Backstory: The five-year-old Los Angeles-based brand is completely made in America at the company’s own factory in its home city. This allows it to quickly design and manufacture trend-right product instead of having to wait months for shipments to arrive from overseas. “We can create a sample in one day,” Henson said. Although the brand is primarily direct-to-consumer, it is seeking to expand via the wholesale route. “We now have a good grasp on our manufacturing and know we can scale in a sustainable way,” he said. “A lot of other brands overproduce, but we can make things on a smaller scale.”

Key pieces: A farmer’s chore jacket in a checkerboard pattern, which the brand calls the “checkmate,” is a strong piece along with heavy cotton ripstop pants offered this season in a camo pattern. There’s also a “zen capsule” of a hoodie or crew with matching sweatpants in soft, comfortable fabrics offered in a range of colors.

Retail prices: Shirts sell for around $50 and the checkmate jacket retails for $275.

CEO Darren Chandlee and designer Daniel Henson in key pieces from Leisure Lab's fall line.
CEO Darren Chandlee and designer Daniel Henson in key pieces from Leisure Lab’s fall line.

Brand: Seven for All Mankind

Backstory: The premium denim brand was founded in 2000 in Vernon, Calif., by Michael Glasser, Peter Koral and Jerome Dahan. It changed hands several times over the years and is now owned by Delta Galil. While its ownership has changed, its mission has not. The brand continues to specialize in creating sophisticated jeans for men and women, offering fabric and fit innovations with a focus on sustainability.

Key pieces: For fall, men’s jeans are offered in straight and skinny fits along with a wider-leg model in a wide variety of washes. Outside of the traditional blue jeans, the brand is finding success with a performance model in a luxe fabric that Courtney Keller, head of wholesale, said was appropriate for “desk to dinner.” It was offered in black, blue and gunmetal. There is also a ready-to-wear collection designed to complement the jeans with suede bombers, cashmere Henleys and hoodies, and, of course, denim jackets, including one lined in shearling.

Retail prices: The average price for the jeans is $200 but the range is $180 to $270. The outerwear sells for $798 to $998.

7 for All Mankind
A look from Seven for All Mankind’s fall collection.

Brand: Outerknown

Designer: John Moore

Backstory: Moore and champion surfer Kelly Slater created the brand in 2015 as a company dedicated to sustainability and a commitment to the water. The goal is to offer a line of classic pieces across a variety of categories. It has also been adding to its store fleet. There are now nine Outerknown stores, with more in the works.

Key pieces: Outerknown is perhaps best known for its blanket shirts, a core layering item made from organic cotton twill with tagua corozo nut buttons that is reinvented seasonally in different colors and patterns.
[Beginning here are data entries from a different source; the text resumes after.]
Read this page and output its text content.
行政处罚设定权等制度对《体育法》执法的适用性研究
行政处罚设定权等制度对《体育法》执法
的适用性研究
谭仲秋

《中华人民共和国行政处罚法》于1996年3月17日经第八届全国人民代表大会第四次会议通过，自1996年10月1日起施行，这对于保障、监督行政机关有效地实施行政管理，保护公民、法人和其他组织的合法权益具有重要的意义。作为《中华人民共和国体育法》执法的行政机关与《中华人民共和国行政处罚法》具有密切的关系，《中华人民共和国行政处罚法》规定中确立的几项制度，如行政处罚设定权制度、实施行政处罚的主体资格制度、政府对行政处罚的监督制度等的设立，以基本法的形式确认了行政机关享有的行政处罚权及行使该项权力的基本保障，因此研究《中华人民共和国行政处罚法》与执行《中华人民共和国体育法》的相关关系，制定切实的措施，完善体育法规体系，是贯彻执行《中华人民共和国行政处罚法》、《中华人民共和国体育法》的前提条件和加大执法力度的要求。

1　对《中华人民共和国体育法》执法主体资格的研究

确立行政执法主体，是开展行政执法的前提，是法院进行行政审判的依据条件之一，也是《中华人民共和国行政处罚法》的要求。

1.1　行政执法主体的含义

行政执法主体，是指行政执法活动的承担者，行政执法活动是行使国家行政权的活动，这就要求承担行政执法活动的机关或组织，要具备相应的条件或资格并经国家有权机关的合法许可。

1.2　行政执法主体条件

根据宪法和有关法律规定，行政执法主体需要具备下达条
There is also a fleece terry hoodie, an updated military-inspired Journey jacket,Donegal sweaters made from recycled cashmere and wool, and T-shirts in regenerative organic cotton. The brand is relaunching its denim collection with models available in slim, straight and relaxed fits. The denim is cut, sewn and washed in L.A. The brand partnered with New Life Project for sustainable travel packs and accessories. And of course, there are Slater’s signature surf trunks made of post-consumer waste.

Retail prices: The blanket shirt is $168, long-sleeve wovens are $138 to $168, sweaters are $168 to $298 and the denim is $168.

Outerknown blanket shirt
The blanket shirt is a core item for Outerknown.